Saturday, June 20, 2009

Environment Illinois

What good little liberals we are! During a trip to the gay neighbourhood--to drop off two huge bags of stuff at one thrift store, and buy a smaller bag of some other stuff at another thrift store, with a stop for lunch at the vegan/vegetarian Chicago Diner--we ran in to some recruiters for Environment Illinois, and signed up.

I was moved to do this in part by this article, about how the fight for American climate legislation is losing out to the fight for health care reform. And this is bad.

Now, of course America desperately needs health care reform. (What it really needs is a proper universal system, though I suppose this "public option" business will help.) But, as Fafblog put it, "The good news is you might get health care! The bad news is everybody is going to die." Or, as Dawn put it, the poor you will always have with you, unless we kill them all.

So, while Obama's celestial gaze is focused elsewhere, our climate woes need all the attention us lesser mortals can afford it.

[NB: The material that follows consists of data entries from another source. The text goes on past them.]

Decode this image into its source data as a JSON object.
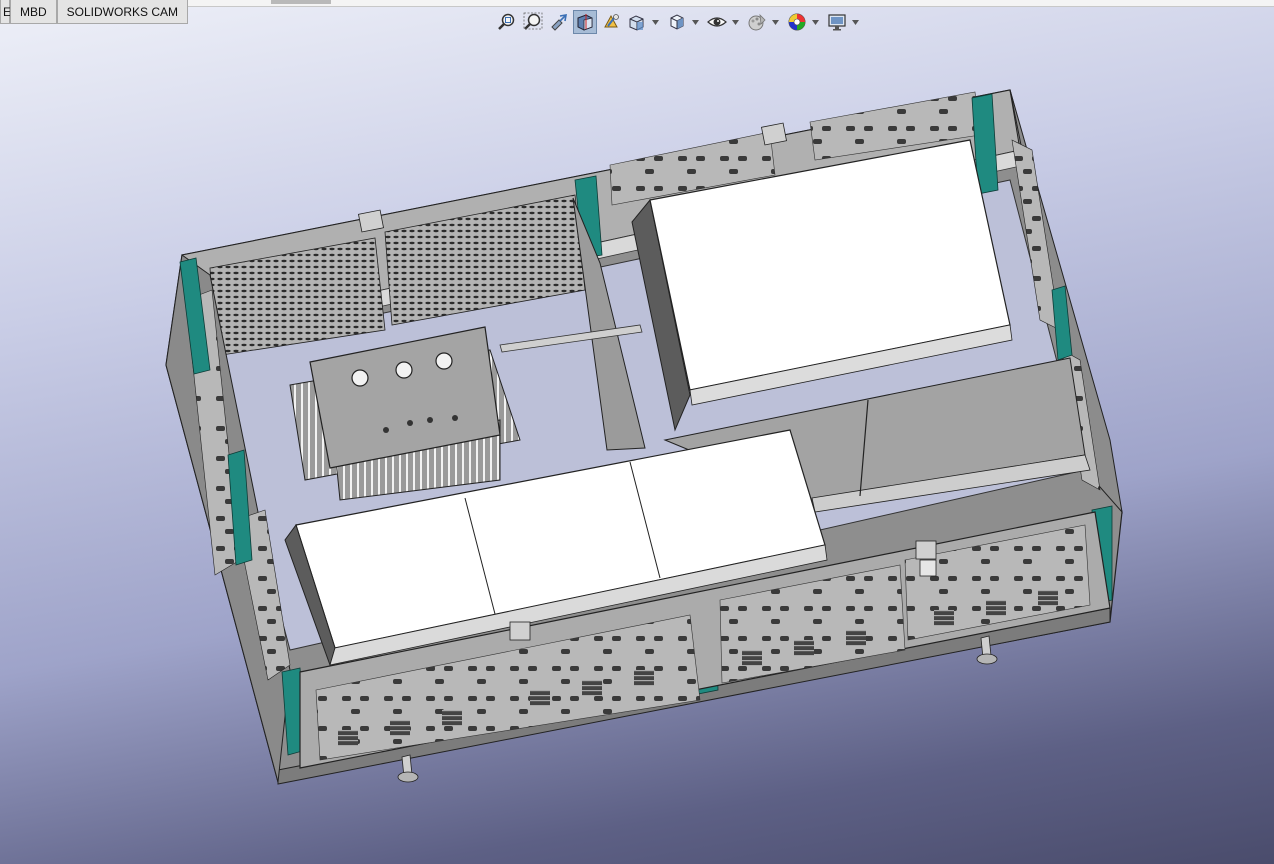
{
  "tabs": [
    {
      "label": "E"
    },
    {
      "label": "MBD"
    },
    {
      "label": "SOLIDWORKS CAM"
    }
  ],
  "heads_up_toolbar": {
    "buttons": [
      {
        "icon": "zoom-to-fit-icon"
      },
      {
        "icon": "zoom-to-area-icon"
      },
      {
        "icon": "previous-view-icon"
      },
      {
        "icon": "section-view-icon",
        "active": true
      },
      {
        "icon": "dynamic-annotation-views-icon"
      },
      {
        "icon": "view-orientation-icon",
        "dropdown": true
      },
      {
        "icon": "display-style-icon",
        "dropdown": true
      },
      {
        "icon": "hide-show-items-icon",
        "dropdown": true
      },
      {
        "icon": "edit-appearance-icon",
        "dropdown": true
      },
      {
        "icon": "apply-scene-icon",
        "dropdown": true
      },
      {
        "icon": "view-settings-icon",
        "dropdown": true
      }
    ]
  },
  "viewport": {
    "background_top": "#eef0f8",
    "background_bottom": "#4a4c6c",
    "model_colors": {
      "sheet_metal": "#a9a9a9",
      "white_blocks": "#ffffff",
      "green_brackets": "#1f8a80",
      "base_plate": "#8e8e8e"
    }
  }
}
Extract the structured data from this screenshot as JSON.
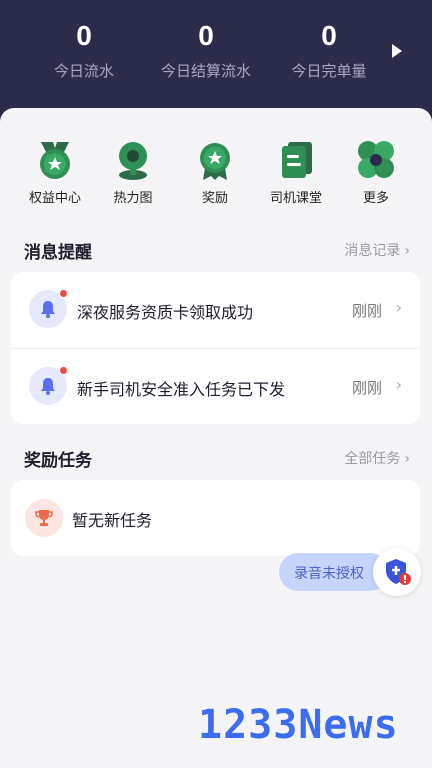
{
  "header": {
    "stats": [
      {
        "value": "0",
        "label": "今日流水"
      },
      {
        "value": "0",
        "label": "今日结算流水"
      },
      {
        "value": "0",
        "label": "今日完单量"
      }
    ],
    "more_icon": "play-arrow-icon"
  },
  "quick_actions": [
    {
      "label": "权益中心",
      "icon": "rights-badge-icon"
    },
    {
      "label": "热力图",
      "icon": "map-pin-icon"
    },
    {
      "label": "奖励",
      "icon": "medal-icon"
    },
    {
      "label": "司机课堂",
      "icon": "course-book-icon"
    },
    {
      "label": "更多",
      "icon": "more-grid-icon"
    }
  ],
  "messages": {
    "title": "消息提醒",
    "link": "消息记录",
    "items": [
      {
        "text": "深夜服务资质卡领取成功",
        "time": "刚刚"
      },
      {
        "text": "新手司机安全准入任务已下发",
        "time": "刚刚"
      }
    ]
  },
  "tasks": {
    "title": "奖励任务",
    "link": "全部任务",
    "empty_text": "暂无新任务"
  },
  "floating": {
    "record_label": "录音未授权"
  },
  "watermark": "1233News",
  "colors": {
    "header_bg": "#2b2b4a",
    "accent_green": "#2f8f57",
    "badge_red": "#e84a4a",
    "pill_blue": "#c7d4fb"
  }
}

(Not that I'm likely to do all that much work with this group. I have other commitments to juggle, like, to other community organizations, and also to the intensive Latin courses I'll be taking this summer. Because, you know, saving the earth and all the humans on it from ecological disaster is great, but so are dead languages!)

1 comment:

Tucker said...

I recall reading somewhere at sometime that the democratic leadership in congress might try to introduce the climate and health bills very close together in an effort to, so-to-speak, "flood the zone." The idea being, if you have two legislative proposals that are really good ideas but are likely to piss off the opposition party *and* powerful, moneyed interests, you throw both of them in the ring at once and force the political opposition to either divide its resources to fight both, or pick its poison. The legislative version of divide-and-conquer. I don't know if this is actually the strategy (it sounds way too clever and realpolitik to be adopted by any member of the Democratic party I know), but its a possibility that may quell some fears about having to get health care reform at the expense of new energy regulations, if it proves to be operative.

To the extent that it's true that Obama is focusing more on health care these days, I think it is very likely that the miserable state of the economy is largely responsible for tipping his hand. It's still an unfortunate choice of emphasis (the priorities should surely be reversed), but maybe, as the article you cite suggests, a victory in one debate can lead swiftly to progress on the other.